SHANTYTOWN
Vader Arrived on Section 8
In Vader Arrived on Section 8, Alkēbulan plants the galactic villain not in space, but in the forgotten arteries of an earthly shantytown. The result is a jarring symphony of surrealism, satire, and social commentary. Lord Vader, now stripped of his empire but not his menace, becomes an absurd bureaucratic figure—cloaked in black robes with a government-issued ID badge slung around his neck, pacing a street lined with wash buckets, corrugated roofs, and open defiance.

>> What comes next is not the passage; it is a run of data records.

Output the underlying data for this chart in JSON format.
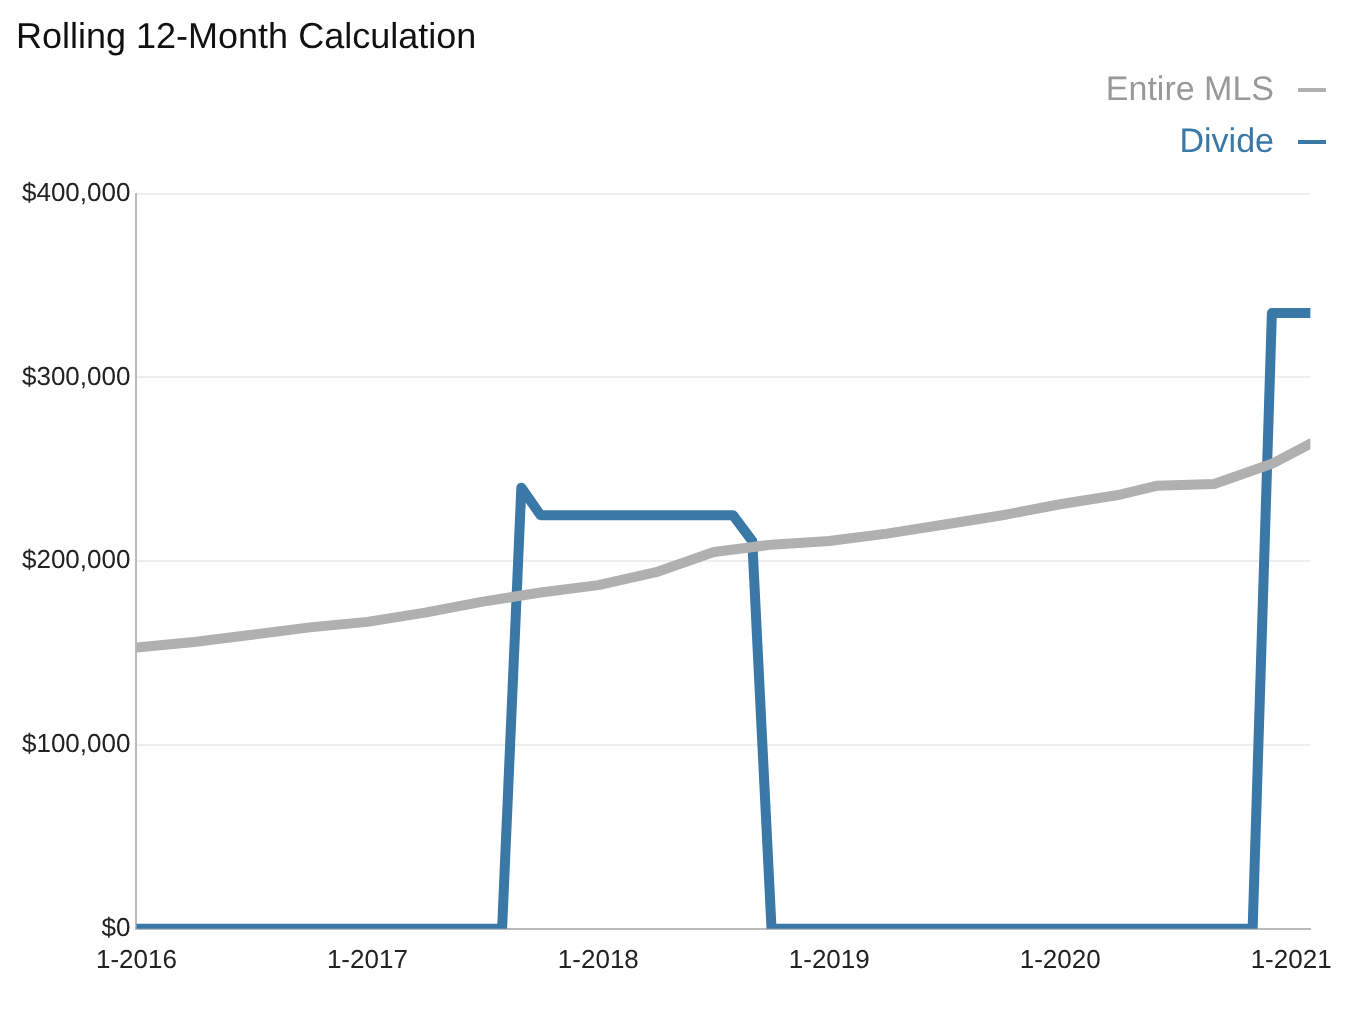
{
  "chart_data": {
    "type": "line",
    "title": "Rolling 12-Month Calculation",
    "legend": "top right",
    "grid": "y",
    "marker": "none",
    "line_style": "solid",
    "xlim": [
      "2016-01",
      "2021-02"
    ],
    "xticks": [
      {
        "value": "2016-01",
        "label": "1-2016"
      },
      {
        "value": "2017-01",
        "label": "1-2017"
      },
      {
        "value": "2018-01",
        "label": "1-2018"
      },
      {
        "value": "2019-01",
        "label": "1-2019"
      },
      {
        "value": "2020-01",
        "label": "1-2020"
      },
      {
        "value": "2021-01",
        "label": "1-2021"
      }
    ],
    "ylim": [
      0,
      400000
    ],
    "yticks": [
      {
        "value": 0,
        "label": "$0"
      },
      {
        "value": 100000,
        "label": "$100,000"
      },
      {
        "value": 200000,
        "label": "$200,000"
      },
      {
        "value": 300000,
        "label": "$300,000"
      },
      {
        "value": 400000,
        "label": "$400,000"
      }
    ],
    "series": [
      {
        "name": "Entire MLS",
        "color": "#b0b0b0",
        "x": [
          "2016-01",
          "2016-04",
          "2016-07",
          "2016-10",
          "2017-01",
          "2017-04",
          "2017-07",
          "2017-10",
          "2018-01",
          "2018-04",
          "2018-07",
          "2018-10",
          "2019-01",
          "2019-04",
          "2019-07",
          "2019-10",
          "2020-01",
          "2020-04",
          "2020-06",
          "2020-09",
          "2020-12",
          "2021-02"
        ],
        "values": [
          153000,
          156000,
          160000,
          164000,
          167000,
          172000,
          178000,
          183000,
          187000,
          194000,
          205000,
          209000,
          211000,
          215000,
          220000,
          225000,
          231000,
          236000,
          241000,
          242000,
          253000,
          264000
        ]
      },
      {
        "name": "Divide",
        "color": "#3a78a8",
        "x": [
          "2016-01",
          "2017-08",
          "2017-09",
          "2017-10",
          "2018-08",
          "2018-09",
          "2018-10",
          "2020-11",
          "2020-12",
          "2021-02"
        ],
        "values": [
          0,
          0,
          240000,
          225000,
          225000,
          211000,
          0,
          0,
          335000,
          335000
        ]
      }
    ]
  }
}
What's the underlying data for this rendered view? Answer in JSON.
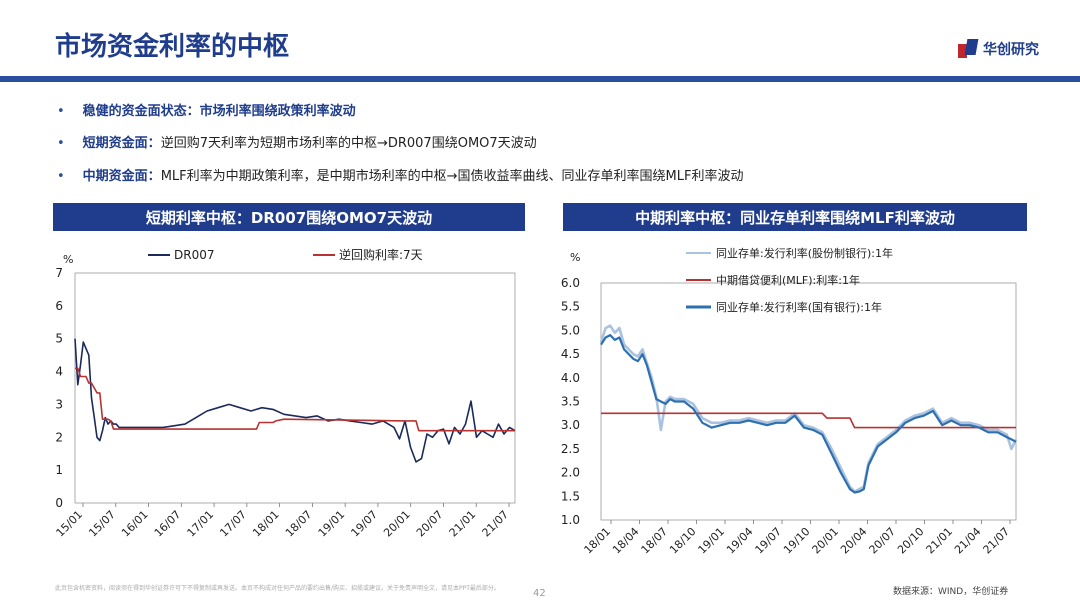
{
  "header": {
    "title": "市场资金利率的中枢",
    "logo_text": "华创研究"
  },
  "bullets": [
    {
      "bold": "稳健的资金面状态：市场利率围绕政策利率波动",
      "text": ""
    },
    {
      "bold": "短期资金面：",
      "text": "逆回购7天利率为短期市场利率的中枢→DR007围绕OMO7天波动"
    },
    {
      "bold": "中期资金面：",
      "text": "MLF利率为中期政策利率，是中期市场利率的中枢→国债收益率曲线、同业存单利率围绕MLF利率波动"
    }
  ],
  "chart_data": [
    {
      "type": "line",
      "panel_title": "短期利率中枢：DR007围绕OMO7天波动",
      "ylabel": "%",
      "ylim": [
        0,
        7
      ],
      "yticks": [
        "0",
        "1",
        "2",
        "3",
        "4",
        "5",
        "6",
        "7"
      ],
      "x_ticks": [
        "15/01",
        "15/07",
        "16/01",
        "16/07",
        "17/01",
        "17/07",
        "18/01",
        "18/07",
        "19/01",
        "19/07",
        "20/01",
        "20/07",
        "21/01",
        "21/07"
      ],
      "xlim_months": [
        0,
        80
      ],
      "series": [
        {
          "name": "DR007",
          "color": "#1a2a5a",
          "x": [
            0,
            0.5,
            1,
            1.5,
            2,
            2.5,
            3,
            3.5,
            4,
            4.5,
            5,
            5.5,
            6,
            6.5,
            7,
            7.5,
            8,
            9,
            10,
            11,
            12,
            14,
            16,
            18,
            20,
            22,
            24,
            26,
            28,
            30,
            32,
            34,
            36,
            38,
            40,
            42,
            44,
            46,
            48,
            50,
            52,
            54,
            56,
            58,
            59,
            60,
            61,
            62,
            63,
            64,
            65,
            66,
            67,
            68,
            69,
            70,
            71,
            72,
            73,
            74,
            75,
            76,
            77,
            78,
            79,
            80
          ],
          "y": [
            5.0,
            3.6,
            4.2,
            4.9,
            4.7,
            4.5,
            3.2,
            2.6,
            2.0,
            1.9,
            2.2,
            2.6,
            2.4,
            2.5,
            2.4,
            2.4,
            2.3,
            2.3,
            2.3,
            2.3,
            2.3,
            2.3,
            2.3,
            2.35,
            2.4,
            2.6,
            2.8,
            2.9,
            3.0,
            2.9,
            2.8,
            2.9,
            2.85,
            2.7,
            2.65,
            2.6,
            2.65,
            2.5,
            2.55,
            2.5,
            2.45,
            2.4,
            2.5,
            2.3,
            1.95,
            2.5,
            1.7,
            1.25,
            1.35,
            2.1,
            2.0,
            2.2,
            2.25,
            1.8,
            2.3,
            2.1,
            2.4,
            3.1,
            2.0,
            2.2,
            2.1,
            2.0,
            2.4,
            2.1,
            2.3,
            2.2
          ]
        },
        {
          "name": "逆回购利率:7天",
          "color": "#b83232",
          "x": [
            0,
            0.5,
            1,
            2,
            2.5,
            3,
            4,
            4.5,
            5,
            6,
            6.5,
            7,
            9,
            33,
            33.5,
            36,
            36.5,
            38,
            60,
            62,
            62.5,
            80
          ],
          "y": [
            4.1,
            4.1,
            3.85,
            3.85,
            3.65,
            3.65,
            3.35,
            3.35,
            2.55,
            2.55,
            2.5,
            2.25,
            2.25,
            2.25,
            2.45,
            2.45,
            2.5,
            2.55,
            2.5,
            2.5,
            2.2,
            2.2
          ]
        }
      ]
    },
    {
      "type": "line",
      "panel_title": "中期利率中枢：同业存单利率围绕MLF利率波动",
      "ylabel": "%",
      "ylim": [
        1.0,
        6.0
      ],
      "yticks": [
        "1.0",
        "1.5",
        "2.0",
        "2.5",
        "3.0",
        "3.5",
        "4.0",
        "4.5",
        "5.0",
        "5.5",
        "6.0"
      ],
      "x_ticks": [
        "18/01",
        "18/04",
        "18/07",
        "18/10",
        "19/01",
        "19/04",
        "19/07",
        "19/10",
        "20/01",
        "20/04",
        "20/07",
        "20/10",
        "21/01",
        "21/04",
        "21/07"
      ],
      "xlim_months": [
        0,
        45
      ],
      "series": [
        {
          "name": "同业存单:发行利率(股份制银行):1年",
          "color": "#a9c2df",
          "x": [
            0,
            0.5,
            1,
            1.5,
            2,
            2.5,
            3,
            3.5,
            4,
            4.5,
            5,
            5.5,
            6,
            6.5,
            7,
            7.5,
            8,
            9,
            10,
            11,
            12,
            13,
            14,
            15,
            16,
            17,
            18,
            19,
            20,
            21,
            22,
            23,
            24,
            25,
            26,
            27,
            27.5,
            28,
            28.5,
            29,
            30,
            31,
            32,
            33,
            34,
            35,
            36,
            37,
            38,
            39,
            40,
            41,
            42,
            43,
            44,
            44.5,
            45
          ],
          "y": [
            4.75,
            5.05,
            5.1,
            4.95,
            5.05,
            4.7,
            4.6,
            4.5,
            4.45,
            4.6,
            4.3,
            4.0,
            3.6,
            2.9,
            3.5,
            3.6,
            3.55,
            3.55,
            3.45,
            3.15,
            3.05,
            3.05,
            3.1,
            3.1,
            3.15,
            3.1,
            3.05,
            3.1,
            3.1,
            3.25,
            3.0,
            2.95,
            2.85,
            2.5,
            2.1,
            1.7,
            1.6,
            1.65,
            1.7,
            2.2,
            2.6,
            2.75,
            2.9,
            3.1,
            3.2,
            3.25,
            3.35,
            3.05,
            3.15,
            3.05,
            3.05,
            3.0,
            2.9,
            2.9,
            2.8,
            2.5,
            2.7
          ]
        },
        {
          "name": "中期借贷便利(MLF):利率:1年",
          "color": "#b83232",
          "x": [
            0,
            24,
            24.5,
            27,
            27.5,
            45
          ],
          "y": [
            3.25,
            3.25,
            3.15,
            3.15,
            2.95,
            2.95
          ]
        },
        {
          "name": "同业存单:发行利率(国有银行):1年",
          "color": "#2e6fb0",
          "x": [
            0,
            0.5,
            1,
            1.5,
            2,
            2.5,
            3,
            3.5,
            4,
            4.5,
            5,
            5.5,
            6,
            6.5,
            7,
            7.5,
            8,
            9,
            10,
            11,
            12,
            13,
            14,
            15,
            16,
            17,
            18,
            19,
            20,
            21,
            22,
            23,
            24,
            25,
            26,
            27,
            27.5,
            28,
            28.5,
            29,
            30,
            31,
            32,
            33,
            34,
            35,
            36,
            37,
            38,
            39,
            40,
            41,
            42,
            43,
            44,
            44.5,
            45
          ],
          "y": [
            4.7,
            4.85,
            4.9,
            4.8,
            4.85,
            4.6,
            4.5,
            4.4,
            4.35,
            4.5,
            4.25,
            3.9,
            3.55,
            3.5,
            3.45,
            3.55,
            3.5,
            3.5,
            3.35,
            3.05,
            2.95,
            3.0,
            3.05,
            3.05,
            3.1,
            3.05,
            3.0,
            3.05,
            3.05,
            3.2,
            2.95,
            2.9,
            2.8,
            2.4,
            2.0,
            1.65,
            1.58,
            1.6,
            1.65,
            2.15,
            2.55,
            2.7,
            2.85,
            3.05,
            3.15,
            3.2,
            3.3,
            3.0,
            3.1,
            3.0,
            3.0,
            2.95,
            2.85,
            2.85,
            2.75,
            2.7,
            2.65
          ]
        }
      ]
    }
  ],
  "footer": {
    "disclaimer": "此页包含机密资料，阅读须在得到华创证券许可下不得复制或再发送。本页不构成对任何产品的要约出售/购买、招揽或建议。关于免责声明全文，请见本PPT最后部分。",
    "page_number": "42",
    "source": "数据来源：WIND，华创证券"
  },
  "colors": {
    "brand_blue": "#1f3d8c",
    "rule_blue": "#2b4ea0"
  }
}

Above him: a constellation of black umbrellas and balloons—symbolic of dreams lifted yet tethered, hope floating amidst hardship. The sky becomes a surreal protest, a canopy of absurd resistance. Below, life continues: dishes scrubbed, clothes hung, time passed without ceremony.
This is not science fiction. It’s sci-fi as social critique. Alkēbulan forces us to ask: What happens when the most feared force in the galaxy can only afford subsidized housing? And more importantly—who, then, is truly in power?
This piece is both elegy and satire, iconography reimagined through the lens of post-colonial Afro-urban dystopia. It challenges the narrative of power by collapsing the myth of empire into the grime of economic survival. It’s Star Wars for the ghetto philosophers, a force not awakened but rent-burdened.